Adriana czuła, jak serce jej się ściska. Nie mogła spokojnie patrzeć, jak niepewnym wzrokiem błądzi po pokoju, unikając spoglądania na dziecko.

– Chłopcy wiedzą, że przyjeżdżasz?

– Nie – odparł ze smutkiem. – Chcę im zrobić niespodziankę.

– Jak długo cię nie będzie? – Nie wiedziała, co mu powiedzieć, oprócz tego, że jest jej przykro, że zachowała się niemądrze, że nie powinno było ją obchodzić, co myśli Steven, który okazał się głupcem, że kocha Billa ponad życie, że pragnie, aby Sam rósł jako ich dziecko… jeśli tylko Bill zostanie… jeśli zdoła jej wybaczyć.

– Nie wiem – odparł, trzymając płaszcz w rękach i patrząc tęsknie na Adrianę. – Tydzień, dwa… Myślałem, że może zabiorę ich na krótkie wakacje, jeśli tylko Leslie pozwoli…

Zawsze od łaski innych zależało, czy mógł być z tymi, których kochał: od łaski Leslie, Adriany, Stevena… Jednakże teraz nie mógł sobie pozwolić na takie myśli.

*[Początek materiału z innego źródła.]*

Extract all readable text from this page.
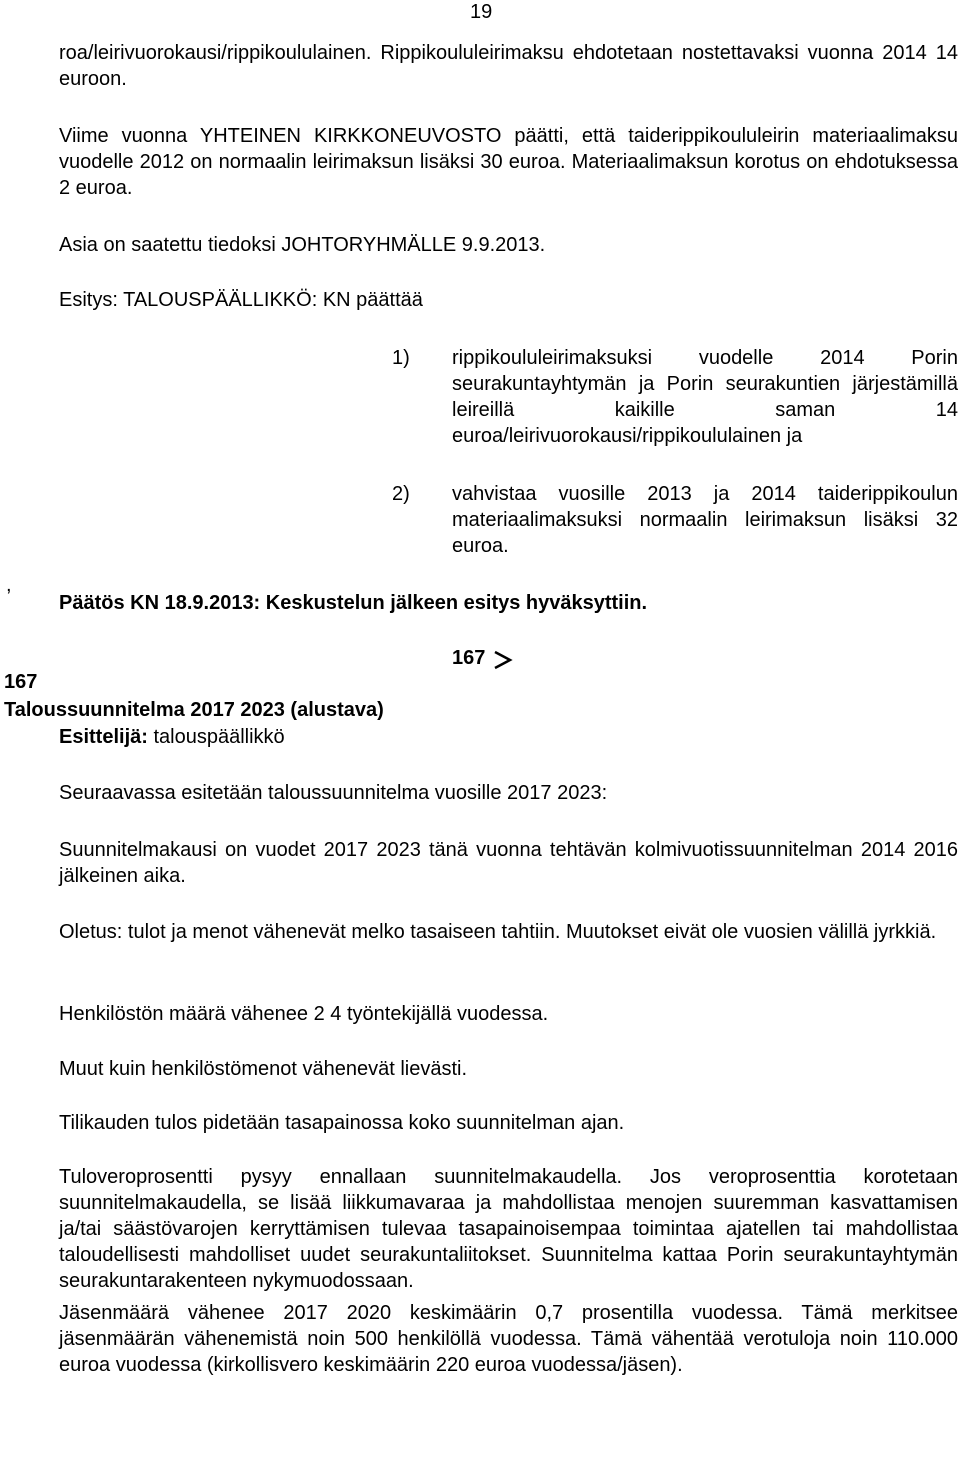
19

roa/leirivuorokausi/rippikoululainen. Rippikoululeirimaksu ehdotetaan nostettavaksi vuonna 2014 14 euroon.

Viime vuonna YHTEINEN KIRKKONEUVOSTO päätti, että taiderippikoululeirin materiaalimaksu vuodelle 2012 on normaalin leirimaksun lisäksi 30 euroa. Materiaalimaksun korotus on ehdotuksessa 2 euroa.

Asia on saatettu tiedoksi JOHTORYHMÄLLE 9.9.2013.
Esitys: TALOUSPÄÄLLIKKÖ: KN päättää
1) rippikoululeirimaksuksi vuodelle 2014 Porin seurakuntayhtymän ja Porin seurakuntien järjestämillä leireillä kaikille saman 14 euroa/leirivuorokausi/rippikoululainen ja

2) vahvistaa vuosille 2013 ja 2014 taiderippikoulun materiaalimaksuksi normaalin leirimaksun lisäksi 32 euroa.

,
Päätös KN 18.9.2013: Keskustelun jälkeen esitys hyväksyttiin.
167
167
Taloussuunnitelma 2017 2023 (alustava)
Esittelijä: talouspäällikkö
Seuraavassa esitetään taloussuunnitelma vuosille 2017 2023:

Suunnitelmakausi on vuodet 2017 2023 tänä vuonna tehtävän kolmivuotissuunnitelman 2014 2016 jälkeinen aika.

Oletus: tulot ja menot vähenevät melko tasaiseen tahtiin. Muutokset eivät ole vuosien välillä jyrkkiä.

Henkilöstön määrä vähenee 2 4 työntekijällä vuodessa.
Muut kuin henkilöstömenot vähenevät lievästi.
Tilikauden tulos pidetään tasapainossa koko suunnitelman ajan.

Tuloveroprosentti pysyy ennallaan suunnitelmakaudella. Jos veroprosenttia korotetaan suunnitelmakaudella, se lisää liikkumavaraa ja mahdollistaa menojen suuremman kasvattamisen ja/tai säästövarojen kerryttämisen tulevaa tasapainoisempaa toimintaa ajatellen tai mahdollistaa taloudellisesti mahdolliset uudet seurakuntaliitokset. Suunnitelma kattaa Porin seurakuntayhtymän seurakuntarakenteen nykymuodossaan.

Jäsenmäärä vähenee 2017 2020 keskimäärin 0,7 prosentilla vuodessa. Tämä merkitsee jäsenmäärän vähenemistä noin 500 henkilöllä vuodessa. Tämä vähentää verotuloja noin 110.000 euroa vuodessa (kirkollisvero keskimäärin 220 euroa vuodessa/jäsen).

Miło będzie znowu zobaczyć chłopców i przynajmniej na trochę opuścić Kalifornię. Miał już wszystkiego dość. Potrzebował odrobiny wytchnienia. Sprawi sobie prezent urodzinowy i wyjedzie, innym pozostawiając rozwiązywanie swoich problemów. Na czas jego nieobecności ekipa ma przygotowane scenariusze wielu odcinków, a jeśli nie będą im odpowiadać, mogą wymyślić nowe.